Джеф уставился на Бонни, которая не поднимала головы и смотрела в пол. В конце концов он опомнился и стянул рубашку через голову. Бонни нерешительно развязала пояс на брюках, под которыми были только короткие трусы.
— Раздевайтесь донага! — заорал продавец. — Снимайте все, паршивцы, я хочу видеть только голую черную кожу! Не хватало еще, чтобы кто-то из вас спрятал под одеждой нож!
Джеф выскользнул из своих штанов и теперь стоял перед торговцем и жандармом таким, каким его создал Бог. Это было великолепное зрелище, и торговец восторженно свистнул сквозь зубы. Бонни робко сложила руки на груди и наконец стащила рубашку через голову.
Жандарм первым увидел ее груди.
— Корриер, я не верю своим глазам! Ты посмотри на это!
Работорговец перевел взгляд с Джефа на Бонни и застыл от удивления:
— Это же… быть этого не может! Снимай штаны, малыш! Мы хотим видеть, девочка ты или гермафродит!

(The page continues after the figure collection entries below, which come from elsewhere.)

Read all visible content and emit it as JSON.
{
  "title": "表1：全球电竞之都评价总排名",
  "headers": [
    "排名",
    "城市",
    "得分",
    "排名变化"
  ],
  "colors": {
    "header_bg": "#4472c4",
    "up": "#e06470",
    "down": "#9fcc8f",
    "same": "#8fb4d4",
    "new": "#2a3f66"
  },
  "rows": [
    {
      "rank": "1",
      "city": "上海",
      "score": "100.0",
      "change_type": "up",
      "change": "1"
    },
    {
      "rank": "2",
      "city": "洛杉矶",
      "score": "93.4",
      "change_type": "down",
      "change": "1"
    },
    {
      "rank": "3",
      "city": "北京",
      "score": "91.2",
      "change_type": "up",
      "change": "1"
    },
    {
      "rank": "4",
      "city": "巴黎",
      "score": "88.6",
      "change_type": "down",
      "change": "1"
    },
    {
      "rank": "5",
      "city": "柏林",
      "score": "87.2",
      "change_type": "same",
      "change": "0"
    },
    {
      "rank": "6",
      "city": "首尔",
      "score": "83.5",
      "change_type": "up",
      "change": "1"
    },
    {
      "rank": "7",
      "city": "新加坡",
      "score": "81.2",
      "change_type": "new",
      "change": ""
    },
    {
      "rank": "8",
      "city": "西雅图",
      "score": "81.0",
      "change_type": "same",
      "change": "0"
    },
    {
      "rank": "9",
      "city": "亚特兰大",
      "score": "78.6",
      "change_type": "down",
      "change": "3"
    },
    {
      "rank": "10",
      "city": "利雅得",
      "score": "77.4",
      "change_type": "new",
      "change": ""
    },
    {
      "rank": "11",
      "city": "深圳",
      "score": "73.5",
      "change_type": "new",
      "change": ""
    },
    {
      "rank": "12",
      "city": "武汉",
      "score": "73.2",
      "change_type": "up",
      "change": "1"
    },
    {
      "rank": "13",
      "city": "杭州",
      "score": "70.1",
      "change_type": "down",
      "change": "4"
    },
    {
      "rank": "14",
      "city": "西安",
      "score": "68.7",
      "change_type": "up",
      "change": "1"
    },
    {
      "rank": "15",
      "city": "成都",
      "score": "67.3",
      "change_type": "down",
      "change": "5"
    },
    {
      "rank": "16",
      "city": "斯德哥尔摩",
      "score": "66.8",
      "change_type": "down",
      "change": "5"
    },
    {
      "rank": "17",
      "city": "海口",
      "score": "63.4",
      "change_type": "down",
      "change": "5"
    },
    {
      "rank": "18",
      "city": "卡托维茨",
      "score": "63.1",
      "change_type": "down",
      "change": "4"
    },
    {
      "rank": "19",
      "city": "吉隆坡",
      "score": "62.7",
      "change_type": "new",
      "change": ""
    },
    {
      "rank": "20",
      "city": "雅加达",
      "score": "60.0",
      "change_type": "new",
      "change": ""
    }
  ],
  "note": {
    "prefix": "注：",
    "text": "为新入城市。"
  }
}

Быстрым движением своего ножа он разрезал льняную веревку, которая удерживала трусы Бонни на бедрах. Девушка всхлипнула, когда с нее упал последний предмет одежды.
Мужчины разглядывали ее, не веря своим глазам.
— Она была на пиратском корабле? — спросил Корриер. — Ошибки быть не может? Да ну, «пиратскую невесту» я всегда представлял себе иначе. — Его взгляд пробежал по костлявой фигуре Бонни, по ее маленькой груди и скудному волосяному покрову на теле.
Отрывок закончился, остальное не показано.